I'm not familiar with part numbers, but that Dual LNB will work whether it's legacy ("Digital LNBF") or DishPro ("*dp*" logo). It can even be a DirecTV Dual which is the same as legacy but takes a different mounting bracket.

Both outputs will need to be connected to the 921. You will be able to record 2 channels from 61.5°, or 1 sat channel and 1 digital OTA.

Dish will no longer activate a 921 for HD sat programming unless you also have an MPEG4 receiver.

The 921 will not work for OTA without a satellite connection.

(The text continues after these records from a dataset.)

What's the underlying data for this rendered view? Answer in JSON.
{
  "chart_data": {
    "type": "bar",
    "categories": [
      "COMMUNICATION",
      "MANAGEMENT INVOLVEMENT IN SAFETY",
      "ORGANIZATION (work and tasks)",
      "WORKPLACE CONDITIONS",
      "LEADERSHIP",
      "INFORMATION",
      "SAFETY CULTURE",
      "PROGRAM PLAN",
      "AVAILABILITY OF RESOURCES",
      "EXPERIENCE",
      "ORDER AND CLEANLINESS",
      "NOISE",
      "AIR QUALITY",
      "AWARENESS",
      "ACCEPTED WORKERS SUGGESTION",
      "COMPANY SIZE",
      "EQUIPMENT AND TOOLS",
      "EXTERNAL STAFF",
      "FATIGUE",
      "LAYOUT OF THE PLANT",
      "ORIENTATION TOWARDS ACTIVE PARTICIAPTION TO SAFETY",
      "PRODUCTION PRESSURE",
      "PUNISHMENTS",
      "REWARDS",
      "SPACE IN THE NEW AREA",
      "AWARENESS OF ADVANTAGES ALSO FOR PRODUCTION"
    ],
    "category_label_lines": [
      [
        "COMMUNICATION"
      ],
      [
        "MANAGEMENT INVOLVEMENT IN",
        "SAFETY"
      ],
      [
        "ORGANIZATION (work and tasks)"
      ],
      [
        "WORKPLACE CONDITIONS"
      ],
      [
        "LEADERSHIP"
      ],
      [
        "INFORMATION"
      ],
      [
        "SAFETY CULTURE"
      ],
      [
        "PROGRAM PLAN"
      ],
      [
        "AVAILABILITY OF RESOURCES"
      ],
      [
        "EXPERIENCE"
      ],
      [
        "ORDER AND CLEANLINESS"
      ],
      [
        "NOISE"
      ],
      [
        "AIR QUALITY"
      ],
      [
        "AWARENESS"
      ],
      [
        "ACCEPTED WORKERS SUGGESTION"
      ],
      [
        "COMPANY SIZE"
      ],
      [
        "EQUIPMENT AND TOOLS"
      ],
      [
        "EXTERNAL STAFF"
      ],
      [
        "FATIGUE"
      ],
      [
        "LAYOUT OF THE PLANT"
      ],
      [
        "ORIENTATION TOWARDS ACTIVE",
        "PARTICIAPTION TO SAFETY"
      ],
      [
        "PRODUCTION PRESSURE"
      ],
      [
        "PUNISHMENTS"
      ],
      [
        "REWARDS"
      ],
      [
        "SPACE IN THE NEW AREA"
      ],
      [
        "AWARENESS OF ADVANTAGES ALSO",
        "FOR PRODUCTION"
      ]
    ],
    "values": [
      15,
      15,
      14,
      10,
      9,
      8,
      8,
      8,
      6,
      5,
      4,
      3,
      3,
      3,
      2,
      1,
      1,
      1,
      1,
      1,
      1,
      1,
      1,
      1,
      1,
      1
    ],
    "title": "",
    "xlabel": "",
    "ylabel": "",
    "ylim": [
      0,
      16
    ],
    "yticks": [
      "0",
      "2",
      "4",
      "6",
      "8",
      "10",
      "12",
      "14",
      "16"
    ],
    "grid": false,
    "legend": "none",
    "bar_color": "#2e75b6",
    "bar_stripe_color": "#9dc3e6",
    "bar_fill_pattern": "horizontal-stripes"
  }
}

The Dish 9-day EPG is available only at the 119° slot so you'll only be able to look ahead about 44 hours.


----------



## rathernot (May 18, 2007)

I have that single lnb with dual coax outputs, a dual "digital lnbf" with 4 coax outputs, and tech support said I need a lnb that says "dish pro" on it. Can I hook both lines from the 921 to the single, older lnb, and it will work? I only have international programming from my balcony, so I am not getting locals, etc. If I have to get a DP lnb, can I just buy one and install it on my existing dish? TIA


----------



## BobaBird (Mar 31, 2002)

"that Dual LNB will work whether it's legacy ("Digital LNBF") or DishPro ("dp" logo)"

All DP receivers will work with either DP or legacy LNBs. Connect both lines of the dual you have. You don't have to get a DP LNB but, if you do, it will fit on an older Dish dish.


----------